30/08/2010

A arte de escutar o silêncio


“Quem ama 'escuta' no olhar aquilo que os lábios ainda não são capazes de dizer.

Existem situações que experienciamos nas quais parece que ninguém nos entende. Há dores que nos roubam a capacidade de nos expressarmos e, conseqüentemente, de sermos compreendidos naquilo que somos. São realidades nas quais as palavras se ausentam e não somos capazes de “nos dizer” no que pensamos e sentimos. Isso acaba inaugurando em nós um gradativo processo de solidão em virtude de não sermos conhecidos e compreendidos em nossa verdade.

São raras as pessoas que têm sensibilidade para escutar nossos “silêncios”, e paciência para, aos poucos, desvelar o mistério que somos nós.

Expressar-se é uma arte, compreender alguém também o é.

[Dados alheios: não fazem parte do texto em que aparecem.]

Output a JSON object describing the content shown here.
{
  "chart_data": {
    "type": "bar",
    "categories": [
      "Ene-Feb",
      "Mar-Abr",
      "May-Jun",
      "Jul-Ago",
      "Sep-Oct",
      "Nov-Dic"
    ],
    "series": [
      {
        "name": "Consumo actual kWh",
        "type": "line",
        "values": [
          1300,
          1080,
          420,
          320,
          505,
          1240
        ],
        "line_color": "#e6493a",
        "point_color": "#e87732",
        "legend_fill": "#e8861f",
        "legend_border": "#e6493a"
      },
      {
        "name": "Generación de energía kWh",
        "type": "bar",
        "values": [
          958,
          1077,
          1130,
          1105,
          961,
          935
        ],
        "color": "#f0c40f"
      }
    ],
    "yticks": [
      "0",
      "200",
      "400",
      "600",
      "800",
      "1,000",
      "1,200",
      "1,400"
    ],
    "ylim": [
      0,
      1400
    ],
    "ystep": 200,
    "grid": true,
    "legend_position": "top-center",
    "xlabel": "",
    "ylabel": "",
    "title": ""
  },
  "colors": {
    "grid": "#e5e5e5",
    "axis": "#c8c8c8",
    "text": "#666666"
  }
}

Essas virtudes são fruto de muita luta e empenho, e não apenas de habilidade natural.

Penosa e desestruturante é a dor da incompreensão, do sentir-se estrangeiro no próprio território, por sentir algo e perceber que os outros não podem compreender. Dor ainda maior se faz real quando nos descobrimos julgados e encarcerados no que não somos, em conseqüência de não sermos escutados em nossa realidade, expressa em “palavras” que ainda não fomos capazes de dizer.

Pelo fato de não conseguirmos nos comunicar externando o que somos, constantemente, somos mal interpretados e confundidos em inverdades de compreensão, que nos aprisionam e nos ausentam de nossa identidade. Diante disso, acredito que amar é ter a capacidade de descobrir o outro no que ele não diz... Para descobrir alguém assim é preciso gastar tempo, é preciso observá-lo, abrindo mão dos próprios barulhos e agitações para entender a linguagem silenciosa que revela o ser. Quem ama “escuta” no olhar aquilo que os lábios ainda não são capazes de dizer.

São raras, nos tempos atuais, as pessoas que têm paciência para descobrir o outro nos detalhes, para assim poder amá-lo com inteireza. O fato é que, muitas vezes, estamos tão cheios de nós mesmos que mesmo que o outro “grite” não somos capazes de escutá-lo.

Só acompanha o outro – com qualidade – quem se esvazia das próprias razões. Quem entendeu o que é amar percebe que não pode ser o centro de tudo e que precisa dar espaço em sua vida para que o outro seja quem realmente é, revelando-se em seus valores e crenças.

Há muitos que em toda a vida são amados – se é que o são – somente a partir de uma imagem criada a seu respeito e não daquilo que verdadeiramente são. Tal realidade impõe no ser uma profunda crise, estabelecendo a solidão e a inexistência como paradoxo na compreensão do real.

Dizer-se – de maneira compreensível e encarnada – e compreender o outro são necessidades essenciais para que haja harmonia em toda e qualquer relação. Há casamentos, amizades e relacionamentos familiares que se desfiguram pelo fato de ambas as partes não terem a devida simplicidade para decodificarem (traduzirem) sua linguagem, de forma que ambos possam se compreender e ser compreendidos.

O que destrói um relacionamento não é somente a ausência de amor, mas também de boa comunicação. Comunicação que nos transporta para além do comum e nos faz descobrir os segredos que revelam concretamente uma identidade.

Que Jesus, Aquele que, por excelência, tem o dom de traduzir os “símbolos” humanos, nos ensine com a sensibilidade que emana do seu coração a real maneira de compreender e se expressar, desvendando silêncios e inaugurando sempre as novas possibilidades presentes no coração.”